Great Aticle Karen. Take your point about media attention. A few of us are trying to co-ordinate a protest in locations across the country on 9th Nov and we are looking to get interest from the press but having seen the BBC article it may be better to just focus on trying to get our own message out to the public.
LikeLike
Please forgive typographical errors caused by auto-correct.
Thank you
LikeLike
Now it so happens that my 16 year old son has just started at Exeter (6th form) College. At his mother’s instruction, he has not declared me as his next of kin. So the College refuses to acknowledge that I am his parent, or to provide any information about his academic process. Under UK law, I am jointly responsible for his education until he is 18, and must contribute to his costs since I have full parental responsibility. exactly how I can fulfill my legal duty in the face of the College’s refusal to provide information is a mystery to me. England has become a very irrational place, I find.
Exeter College has a name for this procedure: Safeguard. Exactly who is being safeguarded is unclear. Why mention this? Why, where is Liz Trinder employed? https://socialsciences.exeter.ac.uk/law/staff/trinder/
Yes, the University of Exeter. Our world is small.
LikeLike
Ross,
Forgive me for painting with a broad brush – but that is the only brush handy to me. What I have found, with one daughter now done with 4 years of college, and the next in her second year (US), the schools are very resistant to giving information or even engaging in a dialog – all “in the interests of the child”. Echoes of Karen’s latest post about the role of ideology in the court system – it is certainly alive and well in academia!
With high school, I had some legal “access”, but my efforts to further engage the administration, guidance, school psychologist, etc. in understanding and addressing the alienation was beyond frustrating. Now I have come to believe none of this was by accident.
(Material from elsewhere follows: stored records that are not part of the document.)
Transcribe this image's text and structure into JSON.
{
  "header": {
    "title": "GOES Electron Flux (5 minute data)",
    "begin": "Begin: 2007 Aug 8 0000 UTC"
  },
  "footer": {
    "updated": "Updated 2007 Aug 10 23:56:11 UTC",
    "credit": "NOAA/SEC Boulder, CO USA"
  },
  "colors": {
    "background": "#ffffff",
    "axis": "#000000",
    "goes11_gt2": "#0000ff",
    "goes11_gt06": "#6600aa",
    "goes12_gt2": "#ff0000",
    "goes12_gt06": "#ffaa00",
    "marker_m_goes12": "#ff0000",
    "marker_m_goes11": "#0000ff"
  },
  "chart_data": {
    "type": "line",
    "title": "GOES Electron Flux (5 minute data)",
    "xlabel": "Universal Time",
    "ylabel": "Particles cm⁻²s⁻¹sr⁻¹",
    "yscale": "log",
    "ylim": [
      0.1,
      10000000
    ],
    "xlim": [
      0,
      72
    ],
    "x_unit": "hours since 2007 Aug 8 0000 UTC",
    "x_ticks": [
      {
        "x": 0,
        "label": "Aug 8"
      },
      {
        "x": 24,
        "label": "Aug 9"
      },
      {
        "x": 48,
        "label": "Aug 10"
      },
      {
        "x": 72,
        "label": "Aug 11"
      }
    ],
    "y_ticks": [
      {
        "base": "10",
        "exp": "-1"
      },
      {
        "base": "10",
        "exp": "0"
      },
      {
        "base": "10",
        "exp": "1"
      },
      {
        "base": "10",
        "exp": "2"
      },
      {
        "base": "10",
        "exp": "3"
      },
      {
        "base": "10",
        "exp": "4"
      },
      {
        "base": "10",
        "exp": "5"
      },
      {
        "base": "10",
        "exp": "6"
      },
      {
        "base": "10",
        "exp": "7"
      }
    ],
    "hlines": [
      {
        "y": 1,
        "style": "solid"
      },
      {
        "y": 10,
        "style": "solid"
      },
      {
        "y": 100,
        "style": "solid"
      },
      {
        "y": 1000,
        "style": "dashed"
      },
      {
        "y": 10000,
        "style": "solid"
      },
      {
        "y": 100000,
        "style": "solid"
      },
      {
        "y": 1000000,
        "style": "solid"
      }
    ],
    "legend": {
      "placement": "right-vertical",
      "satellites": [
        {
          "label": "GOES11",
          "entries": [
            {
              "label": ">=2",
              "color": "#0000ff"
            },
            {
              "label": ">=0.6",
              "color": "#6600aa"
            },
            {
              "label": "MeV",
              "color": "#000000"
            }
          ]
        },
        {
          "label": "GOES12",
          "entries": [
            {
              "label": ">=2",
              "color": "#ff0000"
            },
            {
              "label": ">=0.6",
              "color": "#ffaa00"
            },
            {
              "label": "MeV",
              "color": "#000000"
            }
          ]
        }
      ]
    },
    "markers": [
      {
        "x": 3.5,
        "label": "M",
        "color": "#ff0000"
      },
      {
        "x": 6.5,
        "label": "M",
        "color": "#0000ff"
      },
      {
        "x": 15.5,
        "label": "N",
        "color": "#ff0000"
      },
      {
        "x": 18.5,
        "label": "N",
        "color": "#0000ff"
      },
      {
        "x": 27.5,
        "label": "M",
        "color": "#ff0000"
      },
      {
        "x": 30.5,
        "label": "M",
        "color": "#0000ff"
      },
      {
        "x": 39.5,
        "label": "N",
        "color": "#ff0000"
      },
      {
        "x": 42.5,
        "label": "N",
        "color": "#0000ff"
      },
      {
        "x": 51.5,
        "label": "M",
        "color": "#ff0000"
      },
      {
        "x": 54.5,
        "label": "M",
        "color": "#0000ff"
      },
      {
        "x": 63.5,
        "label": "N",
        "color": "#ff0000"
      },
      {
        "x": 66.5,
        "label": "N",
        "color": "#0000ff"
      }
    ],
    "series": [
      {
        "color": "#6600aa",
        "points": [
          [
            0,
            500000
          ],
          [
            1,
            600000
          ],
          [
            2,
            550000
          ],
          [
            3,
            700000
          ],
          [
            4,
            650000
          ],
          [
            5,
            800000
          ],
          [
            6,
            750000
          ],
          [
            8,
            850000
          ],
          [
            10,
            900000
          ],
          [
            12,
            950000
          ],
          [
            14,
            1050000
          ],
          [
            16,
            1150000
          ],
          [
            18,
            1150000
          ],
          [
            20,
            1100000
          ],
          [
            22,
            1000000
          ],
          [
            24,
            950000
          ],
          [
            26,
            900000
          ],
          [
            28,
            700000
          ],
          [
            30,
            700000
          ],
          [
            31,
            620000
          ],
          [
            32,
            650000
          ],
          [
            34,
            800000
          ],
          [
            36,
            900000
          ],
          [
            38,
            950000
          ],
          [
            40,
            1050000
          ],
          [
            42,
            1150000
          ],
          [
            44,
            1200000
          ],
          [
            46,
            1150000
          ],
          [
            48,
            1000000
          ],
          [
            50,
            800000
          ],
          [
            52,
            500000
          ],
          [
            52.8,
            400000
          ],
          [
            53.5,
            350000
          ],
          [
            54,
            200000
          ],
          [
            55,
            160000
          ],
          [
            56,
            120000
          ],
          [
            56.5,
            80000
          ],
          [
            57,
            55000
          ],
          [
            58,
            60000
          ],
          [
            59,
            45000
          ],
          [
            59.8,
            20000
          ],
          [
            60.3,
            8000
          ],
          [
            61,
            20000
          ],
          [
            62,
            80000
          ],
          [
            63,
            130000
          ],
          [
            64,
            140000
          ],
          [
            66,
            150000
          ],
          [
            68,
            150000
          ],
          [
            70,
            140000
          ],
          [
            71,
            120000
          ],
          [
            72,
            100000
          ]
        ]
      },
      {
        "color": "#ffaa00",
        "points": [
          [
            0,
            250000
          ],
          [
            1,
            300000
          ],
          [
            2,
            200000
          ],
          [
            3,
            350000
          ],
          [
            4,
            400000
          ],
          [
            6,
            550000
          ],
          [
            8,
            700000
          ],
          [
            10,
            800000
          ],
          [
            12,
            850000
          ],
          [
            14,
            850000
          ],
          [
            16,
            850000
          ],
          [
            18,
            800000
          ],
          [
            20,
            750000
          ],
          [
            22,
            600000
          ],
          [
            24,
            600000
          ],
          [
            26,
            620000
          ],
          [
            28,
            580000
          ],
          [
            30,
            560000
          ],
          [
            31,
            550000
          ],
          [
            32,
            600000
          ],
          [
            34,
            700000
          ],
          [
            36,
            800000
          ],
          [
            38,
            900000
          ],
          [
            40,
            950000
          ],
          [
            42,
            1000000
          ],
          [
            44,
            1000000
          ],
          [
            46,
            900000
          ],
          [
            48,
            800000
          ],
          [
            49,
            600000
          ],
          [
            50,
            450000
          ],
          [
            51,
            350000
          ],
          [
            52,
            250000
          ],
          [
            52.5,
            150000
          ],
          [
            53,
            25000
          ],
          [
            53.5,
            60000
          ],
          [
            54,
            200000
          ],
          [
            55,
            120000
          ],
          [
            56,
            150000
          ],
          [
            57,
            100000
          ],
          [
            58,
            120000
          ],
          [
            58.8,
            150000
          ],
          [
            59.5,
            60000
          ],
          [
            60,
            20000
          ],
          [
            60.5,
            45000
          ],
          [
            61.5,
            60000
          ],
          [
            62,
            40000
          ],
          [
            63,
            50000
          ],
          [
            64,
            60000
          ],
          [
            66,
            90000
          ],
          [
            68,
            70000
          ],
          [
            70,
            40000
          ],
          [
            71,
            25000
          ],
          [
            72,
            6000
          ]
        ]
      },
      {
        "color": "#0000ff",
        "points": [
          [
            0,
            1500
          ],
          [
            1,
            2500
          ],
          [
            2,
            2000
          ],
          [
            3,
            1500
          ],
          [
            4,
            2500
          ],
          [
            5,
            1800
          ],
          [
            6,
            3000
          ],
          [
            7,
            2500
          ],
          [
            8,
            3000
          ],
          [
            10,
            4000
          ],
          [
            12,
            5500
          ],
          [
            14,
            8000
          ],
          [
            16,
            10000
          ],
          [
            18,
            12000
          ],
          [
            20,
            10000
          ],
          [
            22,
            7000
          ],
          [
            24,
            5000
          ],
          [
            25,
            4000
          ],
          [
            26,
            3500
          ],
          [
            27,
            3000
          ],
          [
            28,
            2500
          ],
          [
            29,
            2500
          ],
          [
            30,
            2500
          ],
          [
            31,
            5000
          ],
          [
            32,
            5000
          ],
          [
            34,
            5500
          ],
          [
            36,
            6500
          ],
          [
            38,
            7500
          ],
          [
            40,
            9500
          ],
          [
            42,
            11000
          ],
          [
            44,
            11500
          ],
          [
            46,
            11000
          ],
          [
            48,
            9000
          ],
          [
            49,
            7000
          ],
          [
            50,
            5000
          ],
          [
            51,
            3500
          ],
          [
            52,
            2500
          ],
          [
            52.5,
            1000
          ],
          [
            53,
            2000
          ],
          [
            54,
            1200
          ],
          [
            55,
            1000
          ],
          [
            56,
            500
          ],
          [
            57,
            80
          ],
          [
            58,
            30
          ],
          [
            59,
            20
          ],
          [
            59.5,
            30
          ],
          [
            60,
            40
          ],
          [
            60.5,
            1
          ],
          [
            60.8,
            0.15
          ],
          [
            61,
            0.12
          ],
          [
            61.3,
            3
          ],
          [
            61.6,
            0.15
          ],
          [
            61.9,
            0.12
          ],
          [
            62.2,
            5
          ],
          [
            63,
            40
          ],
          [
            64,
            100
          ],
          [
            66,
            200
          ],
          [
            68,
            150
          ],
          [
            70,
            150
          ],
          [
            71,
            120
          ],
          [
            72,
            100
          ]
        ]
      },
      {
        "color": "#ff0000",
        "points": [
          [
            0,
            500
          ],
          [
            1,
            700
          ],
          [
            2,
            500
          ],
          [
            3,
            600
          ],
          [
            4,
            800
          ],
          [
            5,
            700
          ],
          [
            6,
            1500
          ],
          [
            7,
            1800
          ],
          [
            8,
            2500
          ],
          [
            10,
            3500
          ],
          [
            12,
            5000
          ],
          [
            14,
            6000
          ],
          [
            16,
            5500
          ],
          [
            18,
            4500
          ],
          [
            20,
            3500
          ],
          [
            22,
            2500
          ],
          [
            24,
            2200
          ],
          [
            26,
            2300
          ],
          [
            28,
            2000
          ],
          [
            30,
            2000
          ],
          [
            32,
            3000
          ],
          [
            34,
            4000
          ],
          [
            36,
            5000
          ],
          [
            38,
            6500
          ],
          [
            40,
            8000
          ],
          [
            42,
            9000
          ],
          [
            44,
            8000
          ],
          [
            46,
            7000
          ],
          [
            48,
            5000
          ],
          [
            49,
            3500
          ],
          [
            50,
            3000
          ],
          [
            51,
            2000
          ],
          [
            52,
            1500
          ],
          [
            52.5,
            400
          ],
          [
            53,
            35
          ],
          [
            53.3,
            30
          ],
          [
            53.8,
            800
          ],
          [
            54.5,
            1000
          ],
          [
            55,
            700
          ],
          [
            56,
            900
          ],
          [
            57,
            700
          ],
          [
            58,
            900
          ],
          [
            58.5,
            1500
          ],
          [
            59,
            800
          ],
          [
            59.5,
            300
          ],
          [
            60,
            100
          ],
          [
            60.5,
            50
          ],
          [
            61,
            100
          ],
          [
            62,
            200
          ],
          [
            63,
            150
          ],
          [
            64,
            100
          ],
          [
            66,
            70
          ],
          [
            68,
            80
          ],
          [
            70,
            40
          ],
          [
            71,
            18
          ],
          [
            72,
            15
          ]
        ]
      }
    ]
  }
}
I recently reached out to the college ministry office, of the school where my younger daughter is now. Ministry – a Catholic Priest – I am very active in my local parish, surely this would be an opportunity for local insight. Nope – my phone messages and emails have gone totally ignored to date. As though there is a cloak of silence enveloping them.
An amazing system, where you are legally responsible for funding an education that you are otherwise totally removed from. If it did not happen to me, I would never believe it.
LikeLike
Thank you Karen for your blog. I totally agree. One day when these children are grown up they will be looking for answers for their lost childhood with their other loving parent and family and for the mental health harm this will have caused them. I have already vowed that one day when my grandchildren return home to us and they are of age and if they should choose to, I will stand with them every step of the way to sue the legal system and social services involved in their abuse.